Corrispondenza sulla morte/3


Vengo periodicamente (circa ogni quattro anni, ho notato, ma osservazioni future potrebbero smentirmi) visitato da infinite settimane d’insonnia quando incontro un’immagine che mi parla dell’archè in modo intollerabile (ad esempio, la foto del supplizio cinese venerata e studiata da Bataille): notti come d’infanzia, di terrore che costringe a tenere gli occhi sbarrati, a guardare le inesauribili formazioni d’anima che dalla tenebra emergono dubbiosamente per poi venirne riassorbite – ma non senza aver lasciato impronte più o meno consapevoli nel cuore squassato dai palpiti. La tua esperienza è evidentemente più vicina al panico in senso classico, la mia è una paura più mediata, anche se l’evento-immagine determinato che la occasiona è subito promosso a simbolo di qualcosa di universale.

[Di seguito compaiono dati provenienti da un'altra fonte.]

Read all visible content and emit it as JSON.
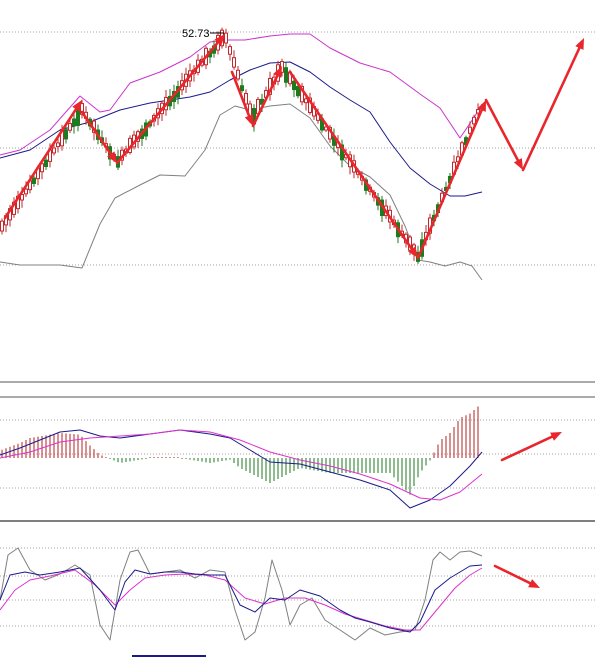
{
  "colors": {
    "background": "#ffffff",
    "grid": "#888888",
    "panel_border": "#555555",
    "candle_up": "#c0282d",
    "candle_down": "#1e7a1e",
    "ma_line": "#1a1a8c",
    "boll_upper": "#cc33cc",
    "boll_lower": "#808080",
    "arrow": "#e8262b",
    "macd_hist_pos": "#b02020",
    "macd_hist_neg": "#1e7a1e",
    "dif_line": "#1a1a8c",
    "dea_line": "#dd33cc",
    "k_line": "#1a1a8c",
    "d_line": "#dd33cc",
    "j_line": "#808080",
    "scrollbar": "#1a1a8c"
  },
  "chart_data": [
    {
      "type": "candlestick",
      "title": "",
      "annotations": [
        {
          "text": "52.73",
          "target": "period_high"
        }
      ],
      "series": [
        {
          "role": "candles",
          "count": 120
        },
        {
          "role": "ma",
          "curve": [
            [
              0,
              158
            ],
            [
              30,
              150
            ],
            [
              60,
              130
            ],
            [
              90,
              122
            ],
            [
              120,
              110
            ],
            [
              150,
              103
            ],
            [
              190,
              97
            ],
            [
              210,
              92
            ],
            [
              230,
              80
            ],
            [
              250,
              70
            ],
            [
              270,
              63
            ],
            [
              290,
              62
            ],
            [
              310,
              72
            ],
            [
              330,
              87
            ],
            [
              350,
              100
            ],
            [
              370,
              112
            ],
            [
              390,
              142
            ],
            [
              410,
              168
            ],
            [
              430,
              184
            ],
            [
              450,
              196
            ],
            [
              465,
              196
            ],
            [
              482,
              192
            ]
          ]
        },
        {
          "role": "boll_upper",
          "curve": [
            [
              0,
              155
            ],
            [
              20,
              150
            ],
            [
              50,
              130
            ],
            [
              80,
              96
            ],
            [
              100,
              112
            ],
            [
              110,
              110
            ],
            [
              130,
              83
            ],
            [
              160,
              72
            ],
            [
              190,
              57
            ],
            [
              210,
              42
            ],
            [
              225,
              40
            ],
            [
              245,
              40
            ],
            [
              270,
              36
            ],
            [
              290,
              34
            ],
            [
              310,
              34
            ],
            [
              330,
              48
            ],
            [
              360,
              63
            ],
            [
              390,
              72
            ],
            [
              420,
              94
            ],
            [
              440,
              108
            ],
            [
              460,
              138
            ],
            [
              475,
              116
            ],
            [
              482,
              104
            ]
          ]
        },
        {
          "role": "boll_lower",
          "curve": [
            [
              0,
              262
            ],
            [
              20,
              265
            ],
            [
              60,
              265
            ],
            [
              82,
              268
            ],
            [
              100,
              224
            ],
            [
              115,
              198
            ],
            [
              140,
              185
            ],
            [
              160,
              175
            ],
            [
              185,
              176
            ],
            [
              205,
              150
            ],
            [
              220,
              115
            ],
            [
              235,
              106
            ],
            [
              250,
              110
            ],
            [
              270,
              106
            ],
            [
              290,
              104
            ],
            [
              310,
              118
            ],
            [
              330,
              146
            ],
            [
              350,
              166
            ],
            [
              370,
              177
            ],
            [
              390,
              195
            ],
            [
              405,
              226
            ],
            [
              418,
              260
            ],
            [
              430,
              262
            ],
            [
              445,
              266
            ],
            [
              460,
              262
            ],
            [
              472,
              266
            ],
            [
              482,
              280
            ]
          ]
        }
      ],
      "arrows": [
        {
          "from": [
            5,
            218
          ],
          "to": [
            82,
            100
          ]
        },
        {
          "from": [
            82,
            112
          ],
          "to": [
            117,
            163
          ]
        },
        {
          "from": [
            117,
            163
          ],
          "to": [
            225,
            34
          ]
        },
        {
          "from": [
            232,
            72
          ],
          "to": [
            253,
            126
          ]
        },
        {
          "from": [
            253,
            126
          ],
          "to": [
            282,
            66
          ]
        },
        {
          "from": [
            290,
            72
          ],
          "to": [
            418,
            258
          ]
        },
        {
          "from": [
            418,
            258
          ],
          "to": [
            486,
            100
          ]
        },
        {
          "from": [
            486,
            100
          ],
          "to": [
            523,
            170
          ]
        },
        {
          "from": [
            523,
            170
          ],
          "to": [
            584,
            38
          ]
        }
      ]
    },
    {
      "type": "macd",
      "title": "",
      "series": [
        {
          "name": "",
          "role": "dif",
          "curve": [
            [
              0,
              455
            ],
            [
              20,
              448
            ],
            [
              40,
              440
            ],
            [
              60,
              432
            ],
            [
              80,
              430
            ],
            [
              100,
              436
            ],
            [
              120,
              438
            ],
            [
              150,
              434
            ],
            [
              180,
              430
            ],
            [
              210,
              434
            ],
            [
              230,
              438
            ],
            [
              250,
              450
            ],
            [
              270,
              462
            ],
            [
              300,
              464
            ],
            [
              330,
              472
            ],
            [
              360,
              480
            ],
            [
              390,
              490
            ],
            [
              410,
              508
            ],
            [
              430,
              500
            ],
            [
              450,
              486
            ],
            [
              470,
              466
            ],
            [
              482,
              452
            ]
          ]
        },
        {
          "name": "",
          "role": "dea",
          "curve": [
            [
              0,
              458
            ],
            [
              30,
              452
            ],
            [
              60,
              442
            ],
            [
              90,
              438
            ],
            [
              120,
              436
            ],
            [
              150,
              434
            ],
            [
              180,
              430
            ],
            [
              210,
              432
            ],
            [
              240,
              440
            ],
            [
              270,
              452
            ],
            [
              300,
              460
            ],
            [
              330,
              466
            ],
            [
              360,
              474
            ],
            [
              390,
              484
            ],
            [
              420,
              498
            ],
            [
              440,
              500
            ],
            [
              460,
              492
            ],
            [
              482,
              474
            ]
          ]
        },
        {
          "name": "",
          "role": "histogram",
          "count": 120
        }
      ],
      "annotations": [
        {
          "arrow": {
            "from": [
              502,
              460
            ],
            "to": [
              562,
              432
            ]
          }
        }
      ]
    },
    {
      "type": "kdj",
      "title": "",
      "series": [
        {
          "name": "",
          "role": "k",
          "curve": [
            [
              0,
              600
            ],
            [
              10,
              575
            ],
            [
              25,
              572
            ],
            [
              40,
              575
            ],
            [
              60,
              572
            ],
            [
              80,
              568
            ],
            [
              100,
              590
            ],
            [
              115,
              610
            ],
            [
              125,
              582
            ],
            [
              135,
              570
            ],
            [
              150,
              574
            ],
            [
              165,
              572
            ],
            [
              180,
              572
            ],
            [
              195,
              574
            ],
            [
              210,
              575
            ],
            [
              225,
              575
            ],
            [
              240,
              605
            ],
            [
              255,
              612
            ],
            [
              270,
              598
            ],
            [
              285,
              600
            ],
            [
              300,
              590
            ],
            [
              320,
              596
            ],
            [
              340,
              610
            ],
            [
              355,
              618
            ],
            [
              370,
              622
            ],
            [
              390,
              628
            ],
            [
              410,
              632
            ],
            [
              420,
              622
            ],
            [
              435,
              590
            ],
            [
              450,
              578
            ],
            [
              470,
              566
            ],
            [
              482,
              565
            ]
          ]
        },
        {
          "name": "",
          "role": "d",
          "curve": [
            [
              0,
              610
            ],
            [
              15,
              590
            ],
            [
              30,
              580
            ],
            [
              50,
              576
            ],
            [
              75,
              570
            ],
            [
              95,
              585
            ],
            [
              115,
              605
            ],
            [
              130,
              590
            ],
            [
              145,
              578
            ],
            [
              165,
              575
            ],
            [
              185,
              574
            ],
            [
              205,
              575
            ],
            [
              225,
              580
            ],
            [
              245,
              598
            ],
            [
              265,
              604
            ],
            [
              285,
              598
            ],
            [
              305,
              598
            ],
            [
              325,
              605
            ],
            [
              345,
              614
            ],
            [
              365,
              620
            ],
            [
              385,
              626
            ],
            [
              405,
              630
            ],
            [
              420,
              630
            ],
            [
              435,
              612
            ],
            [
              455,
              588
            ],
            [
              470,
              575
            ],
            [
              482,
              568
            ]
          ]
        },
        {
          "name": "",
          "role": "j",
          "curve": [
            [
              0,
              600
            ],
            [
              8,
              555
            ],
            [
              18,
              548
            ],
            [
              30,
              570
            ],
            [
              45,
              580
            ],
            [
              60,
              574
            ],
            [
              75,
              565
            ],
            [
              90,
              575
            ],
            [
              100,
              625
            ],
            [
              110,
              640
            ],
            [
              120,
              580
            ],
            [
              130,
              552
            ],
            [
              138,
              550
            ],
            [
              150,
              574
            ],
            [
              165,
              572
            ],
            [
              180,
              570
            ],
            [
              195,
              578
            ],
            [
              210,
              570
            ],
            [
              225,
              572
            ],
            [
              235,
              610
            ],
            [
              245,
              640
            ],
            [
              255,
              632
            ],
            [
              265,
              598
            ],
            [
              272,
              560
            ],
            [
              282,
              590
            ],
            [
              290,
              625
            ],
            [
              300,
              605
            ],
            [
              312,
              598
            ],
            [
              325,
              620
            ],
            [
              340,
              630
            ],
            [
              355,
              640
            ],
            [
              370,
              628
            ],
            [
              385,
              635
            ],
            [
              400,
              632
            ],
            [
              415,
              630
            ],
            [
              425,
              600
            ],
            [
              433,
              560
            ],
            [
              440,
              552
            ],
            [
              450,
              560
            ],
            [
              460,
              552
            ],
            [
              470,
              551
            ],
            [
              482,
              556
            ]
          ]
        }
      ],
      "annotations": [
        {
          "arrow": {
            "from": [
              495,
              566
            ],
            "to": [
              540,
              588
            ]
          }
        }
      ]
    }
  ]
}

L’angelo con cui lotto in quei periodi, sul guado notturno che separa-congiunge sogno e veglia, Ade e terra, si chiama Inaccettabilità: “Oh, se QUESTO è possibile, se questo è stato ed è, allora il mondo riposa su qualcosa di inaccettabile” (c’è un passo incredibile ne L’immortale di Borges che dà voce con l’esattezza della grande arte a questa mia percezione).

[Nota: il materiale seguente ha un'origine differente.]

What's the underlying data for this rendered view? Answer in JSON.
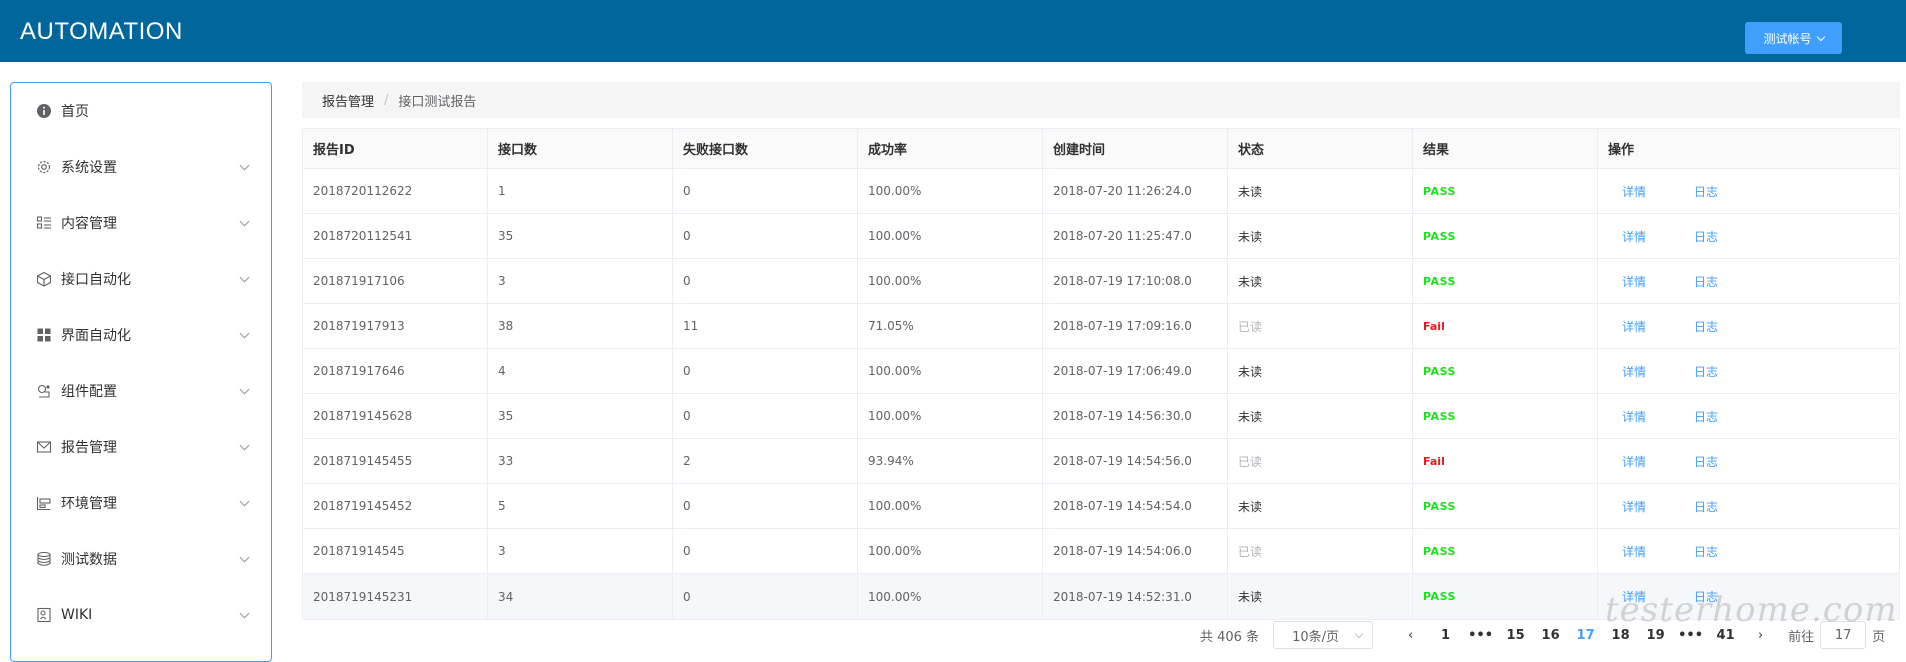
{
  "header": {
    "logo": "AUTOMATION",
    "account_label": "测试帐号"
  },
  "sidebar": {
    "items": [
      {
        "label": "首页",
        "icon": "info-icon"
      },
      {
        "label": "系统设置",
        "icon": "gear-icon"
      },
      {
        "label": "内容管理",
        "icon": "list-icon"
      },
      {
        "label": "接口自动化",
        "icon": "cube-icon"
      },
      {
        "label": "界面自动化",
        "icon": "grid-icon"
      },
      {
        "label": "组件配置",
        "icon": "component-icon"
      },
      {
        "label": "报告管理",
        "icon": "mail-icon"
      },
      {
        "label": "环境管理",
        "icon": "environment-icon"
      },
      {
        "label": "测试数据",
        "icon": "database-icon"
      },
      {
        "label": "WIKI",
        "icon": "wiki-icon"
      }
    ]
  },
  "breadcrumb": {
    "parent": "报告管理",
    "separator": "/",
    "current": "接口测试报告"
  },
  "table": {
    "columns": [
      "报告ID",
      "接口数",
      "失败接口数",
      "成功率",
      "创建时间",
      "状态",
      "结果",
      "操作"
    ],
    "action_detail": "详情",
    "action_log": "日志",
    "rows": [
      {
        "id": "2018720112622",
        "count": "1",
        "failed": "0",
        "rate": "100.00%",
        "created": "2018-07-20 11:26:24.0",
        "status": "未读",
        "result": "PASS"
      },
      {
        "id": "2018720112541",
        "count": "35",
        "failed": "0",
        "rate": "100.00%",
        "created": "2018-07-20 11:25:47.0",
        "status": "未读",
        "result": "PASS"
      },
      {
        "id": "201871917106",
        "count": "3",
        "failed": "0",
        "rate": "100.00%",
        "created": "2018-07-19 17:10:08.0",
        "status": "未读",
        "result": "PASS"
      },
      {
        "id": "201871917913",
        "count": "38",
        "failed": "11",
        "rate": "71.05%",
        "created": "2018-07-19 17:09:16.0",
        "status": "已读",
        "result": "Fail"
      },
      {
        "id": "201871917646",
        "count": "4",
        "failed": "0",
        "rate": "100.00%",
        "created": "2018-07-19 17:06:49.0",
        "status": "未读",
        "result": "PASS"
      },
      {
        "id": "2018719145628",
        "count": "35",
        "failed": "0",
        "rate": "100.00%",
        "created": "2018-07-19 14:56:30.0",
        "status": "未读",
        "result": "PASS"
      },
      {
        "id": "2018719145455",
        "count": "33",
        "failed": "2",
        "rate": "93.94%",
        "created": "2018-07-19 14:54:56.0",
        "status": "已读",
        "result": "Fail"
      },
      {
        "id": "2018719145452",
        "count": "5",
        "failed": "0",
        "rate": "100.00%",
        "created": "2018-07-19 14:54:54.0",
        "status": "未读",
        "result": "PASS"
      },
      {
        "id": "201871914545",
        "count": "3",
        "failed": "0",
        "rate": "100.00%",
        "created": "2018-07-19 14:54:06.0",
        "status": "已读",
        "result": "PASS"
      },
      {
        "id": "2018719145231",
        "count": "34",
        "failed": "0",
        "rate": "100.00%",
        "created": "2018-07-19 14:52:31.0",
        "status": "未读",
        "result": "PASS"
      }
    ]
  },
  "pagination": {
    "total": "共 406 条",
    "page_size": "10条/页",
    "pages": [
      "1",
      "•••",
      "15",
      "16",
      "17",
      "18",
      "19",
      "•••",
      "41"
    ],
    "current": "17",
    "goto_prefix": "前往",
    "goto_value": "17",
    "goto_suffix": "页"
  },
  "watermark": "testerhome.com",
  "colors": {
    "header": "#01669c",
    "accent": "#409eff",
    "pass": "#19e319",
    "fail": "#e41b1b"
  }
}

Quando lessi le parole consegnate a Silvano dell’Athos (“Mantieni il tuo spirito agli inferi, e non disperare”), mi sentii direttamente interpellato – come te, come qualunque senziente, credo. Scrissi anche qualcosa su di lui, ma il punto è che quell’istruzione divina suona notevolmente efficace perché riunisce i contrari di botto, un istante infinitesimo prima che le Simplegadi si richiudano. E l’unità dei contrari è la Via: inferno – ma non disperazione (e quel ‘non’ attraversa gli strati della coscienza come una deletteralizzazione di una disperazione reale, una sorta di quintessenza della disperazione); senza distogliersi e senza afferrare etc. etc.
Ricordo una storia chassidica, minima e infinitamente meditabile. Un povero devoto va dal Rebbe, è scosso da tremiti, percorso da sudori freddi. Gli dice: “Rebbe, io ho una gran paura – lo vedi – di pregare nell’assemblea”. Il Rebbe gli sorride, gli poggia la destra su una spalla e gli fa: “Beh... Abbi paura – e prega!”. È insipida, e ha il sapore della libertà.